Dear developers,
I am trying to make a core scaling about Suricata 6.0.10 with Hyperscan using some pcap files. I tested the total seconds used with different cores and threads. I ran this command with specific configuration file:
./bench_install_root/usr/bin/suricata -c suricata_bench/suricata.yaml -r ./pcap_files -l ./log_std/log_hs_hs
I got outputs like this with 8C16T:
5/5/2023 -- 15:26:15 - <Notice> - This is Suricata version 6.0.10 RELEASE running in USER mode
5/5/2023 -- 15:26:16 - <Error> - [ERRCODE: SC_WARN_JA3_DISABLED(309)] - ja3 support is not enabled
5/5/2023 -- 15:26:16 - <Error> - [ERRCODE: SC_ERR_INVALID_SIGNATURE(39)] - error parsing signature "alert tls $HOME_NET any -> $EXTERNAL_NET any (msg:"ET JA3 Hash - Suspected Cobalt Strike Malleable C2 M1 (set)"; flow:established,to_server; ja3.hash; content:"eb88d0b3e1961a0562f006e5ce2a0b87"; ja3.string; content:"771,49192-49191-49172-49171"; flowbits:set,ET.cobaltstrike.ja3; flowbits:noalert; classtype:command-and-control; sid:2028831; rev:1; metadata:affected_product Windows_XP_Vista_7_8_10_Server_32_64_Bit, attack_target Client_Endpoint, created_at 2019_10_15, deployment Perimeter, former_category JA3, malware_family Cobalt_Strike, signature_severity Major, updated_at 2019_10_15, mitre_tactic_id TA0011, mitre_tactic_name Command_And_Control, mitre_technique_id T1001, mitre_technique_name Data_Obfuscation;)" from file /home/xuhao/suricata_bench/bench_install_root/var/lib/suricata/rules/emerging-all.rules at line 27115
5/5/2023 -- 15:26:19 - <Error> - [ERRCODE: SC_WARN_JA3_DISABLED(309)] - ja3(s) support is not enabled
5/5/2023 -- 15:26:19 - <Error> - [ERRCODE: SC_ERR_INVALID_SIGNATURE(39)] - error parsing signature "alert tls $EXTERNAL_NET any -> $HOME_NET any (msg:"ET JA3 HASH - Possible RustyBuer Server Response"; flowbits:isset,ET.rustybuer; ja3s.hash; content:"f6dfdd25d1522e4e1c7cd09bd37ce619"; reference:md5,ea98a9d6ca6f5b2a0820303a1d327593; classtype:bad-unknown; sid:2032960; rev:1; metadata:attack_target Client_Endpoint, created_at 2021_05_13, deployment Perimeter, former_category JA3, malware_family RustyBuer, performance_impact Low, signature_severity Major, updated_at 2021_05_13;)" from file /home/xuhao/suricata_bench/bench_install_root/var/lib/suricata/rules/emerging-all.rules at line 60175
5/5/2023 -- 15:26:28 - <Notice> - all 17 packet processing threads, 4 management threads initialized, engine started.

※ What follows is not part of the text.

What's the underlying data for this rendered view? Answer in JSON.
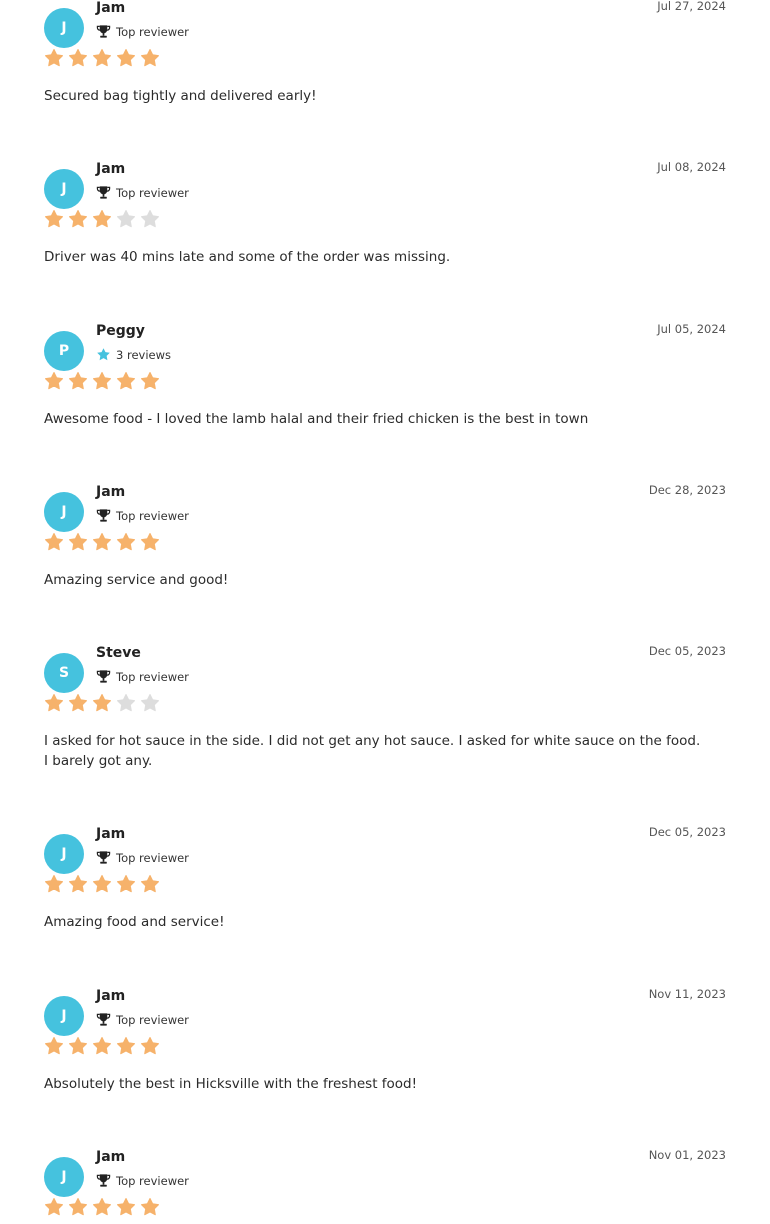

5/5/2023 -- 15:26:51 - <Notice> - Signal Received. Stopping engine.
5/5/2023 -- 15:26:52 - <Notice> - Pcap-file module read 3 files, 8383530 packets, 4178235146 bytes
I used the time difference between line 8 and line 1 as the performance metric of this test. And I got time reduction from 1C1T configuration to 4C4T. However, when I allocate more cores and threads, the performance does not improve anymore.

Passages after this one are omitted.